Friday, March 01, 2013

In Bangladesh, a 40-Year Quest for Justice

By SHAHIDUL ALAM, NYT

DHAKA, Bangladesh

FOR the past month, tens of thousands of Bangladeshis have filled Shahbagh Square here, demanding justice for crimes committed in 1971, when Bangladesh (formerly East Pakistan) attained its independence from Pakistan.

Ordinary people — grandparents, people in wheelchairs, men with beards, women in hijab, teenagers in jeans — have come out in throngs, in anger, but also in joy. Children are decked out in their favorite clothes, sitting on the shoulders of parents chanting slogans they don’t understand. Women have been able to participate safely, free from the harassment that often accompanies large crowds of angry men.

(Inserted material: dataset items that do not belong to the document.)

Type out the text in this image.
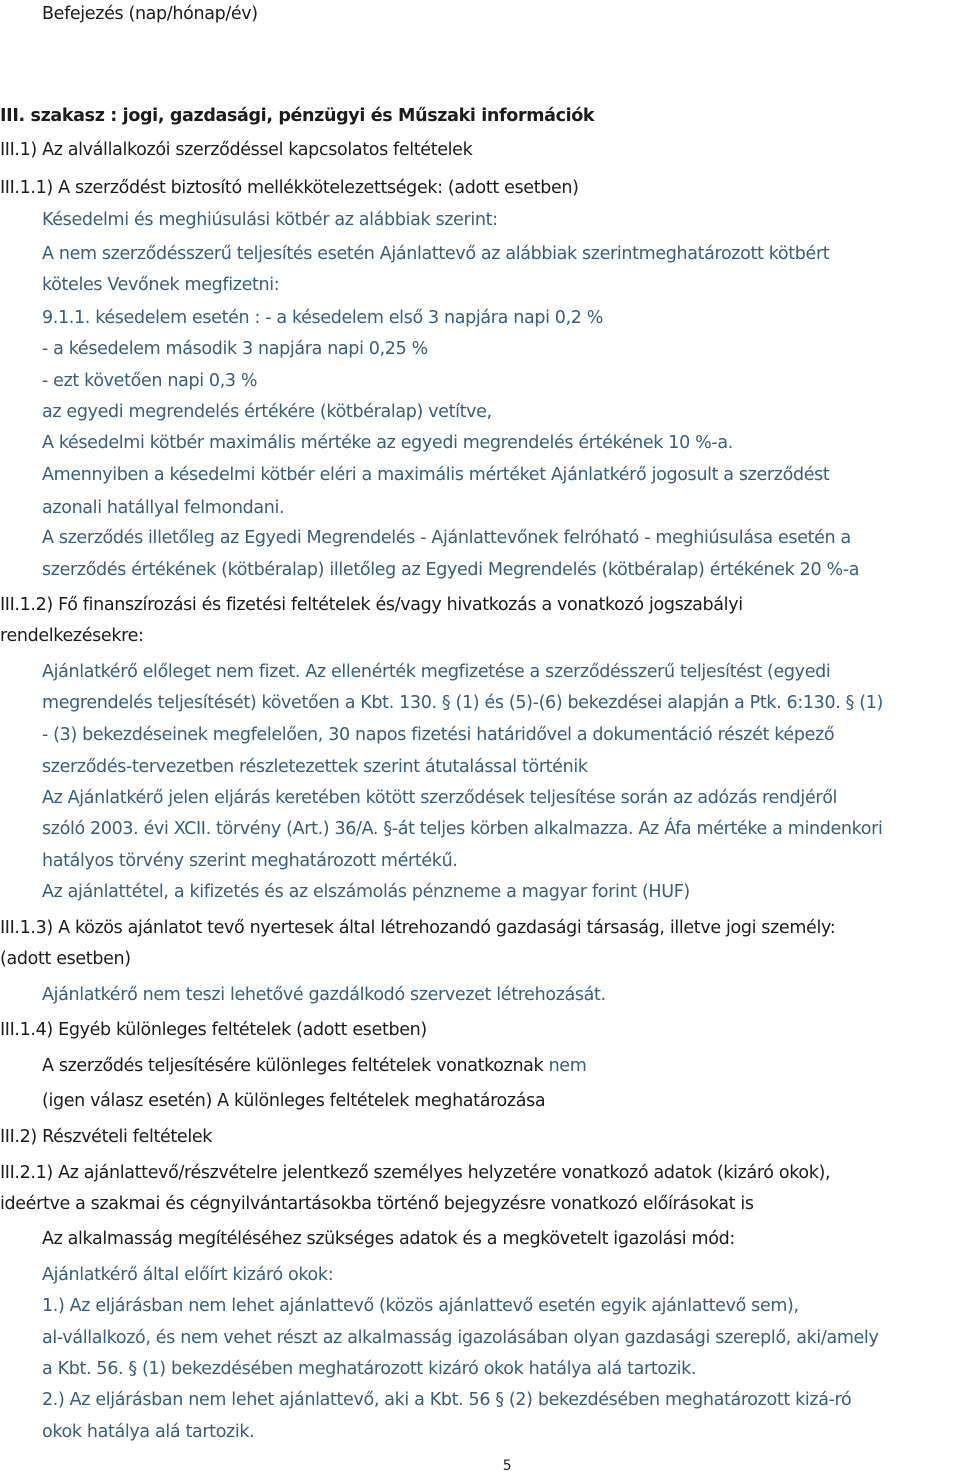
Befejezés (nap/hónap/év)
III. szakasz : jogi, gazdasági, pénzügyi és Műszaki információk
III.1) Az alvállalkozói szerződéssel kapcsolatos feltételek
III.1.1) A szerződést biztosító mellékkötelezettségek: (adott esetben)
Késedelmi és meghiúsulási kötbér az alábbiak szerint:
A nem szerződésszerű teljesítés esetén Ajánlattevő az alábbiak szerintmeghatározott kötbért
köteles Vevőnek megfizetni:
9.1.1. késedelem esetén : - a késedelem első 3 napjára napi 0,2 %
- a késedelem második 3 napjára napi 0,25 %
- ezt követően napi 0,3 %
az egyedi megrendelés értékére (kötbéralap) vetítve,
A késedelmi kötbér maximális mértéke az egyedi megrendelés értékének 10 %-a.
Amennyiben a késedelmi kötbér eléri a maximális mértéket Ajánlatkérő jogosult a szerződést
azonali hatállyal felmondani.
A szerződés illetőleg az Egyedi Megrendelés - Ajánlattevőnek felróható - meghiúsulása esetén a
szerződés értékének (kötbéralap) illetőleg az Egyedi Megrendelés (kötbéralap) értékének 20 %-a
III.1.2) Fő finanszírozási és fizetési feltételek és/vagy hivatkozás a vonatkozó jogszabályi
rendelkezésekre:
Ajánlatkérő előleget nem fizet. Az ellenérték megfizetése a szerződésszerű teljesítést (egyedi
megrendelés teljesítését) követően a Kbt. 130. § (1) és (5)-(6) bekezdései alapján a Ptk. 6:130. § (1)
- (3) bekezdéseinek megfelelően, 30 napos fizetési határidővel a dokumentáció részét képező
szerződés-tervezetben részletezettek szerint átutalással történik
Az Ajánlatkérő jelen eljárás keretében kötött szerződések teljesítése során az adózás rendjéről
szóló 2003. évi XCII. törvény (Art.) 36/A. §-át teljes körben alkalmazza. Az Áfa mértéke a mindenkori
hatályos törvény szerint meghatározott mértékű.
Az ajánlattétel, a kifizetés és az elszámolás pénzneme a magyar forint (HUF)
III.1.3) A közös ajánlatot tevő nyertesek által létrehozandó gazdasági társaság, illetve jogi személy:
(adott esetben)
Ajánlatkérő nem teszi lehetővé gazdálkodó szervezet létrehozását.
III.1.4) Egyéb különleges feltételek (adott esetben)
A szerződés teljesítésére különleges feltételek vonatkoznak nem
(igen válasz esetén) A különleges feltételek meghatározása
III.2) Részvételi feltételek
III.2.1) Az ajánlattevő/részvételre jelentkező személyes helyzetére vonatkozó adatok (kizáró okok),
ideértve a szakmai és cégnyilvántartásokba történő bejegyzésre vonatkozó előírásokat is
Az alkalmasság megítéléséhez szükséges adatok és a megkövetelt igazolási mód:
Ajánlatkérő által előírt kizáró okok:
1.) Az eljárásban nem lehet ajánlattevő (közös ajánlattevő esetén egyik ajánlattevő sem),
al-vállalkozó, és nem vehet részt az alkalmasság igazolásában olyan gazdasági szereplő, aki/amely
a Kbt. 56. § (1) bekezdésében meghatározott kizáró okok hatálya alá tartozik.
2.) Az eljárásban nem lehet ajánlattevő, aki a Kbt. 56 § (2) bekezdésében meghatározott kizá-ró
okok hatálya alá tartozik.
5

The year 1971 was seminal for Bangladesh. We had been denied our right to self-rule since the Indian subcontinent was partitioned in 1947. In March of ’71, the Pakistani military, supported by China and the United States, initiated a bloody suppression of 75 million Bangladeshis. Millions fled the murderous onslaught and sought refuge in India.

Militias affiliated with the Islamist party Jamaat-e-Islami collaborated with the Pakistani military. They informed on, hunted out, and participated in the rape, killing and torture of ordinary citizens. They targeted hundreds of intellectuals, who were killed in cold blood.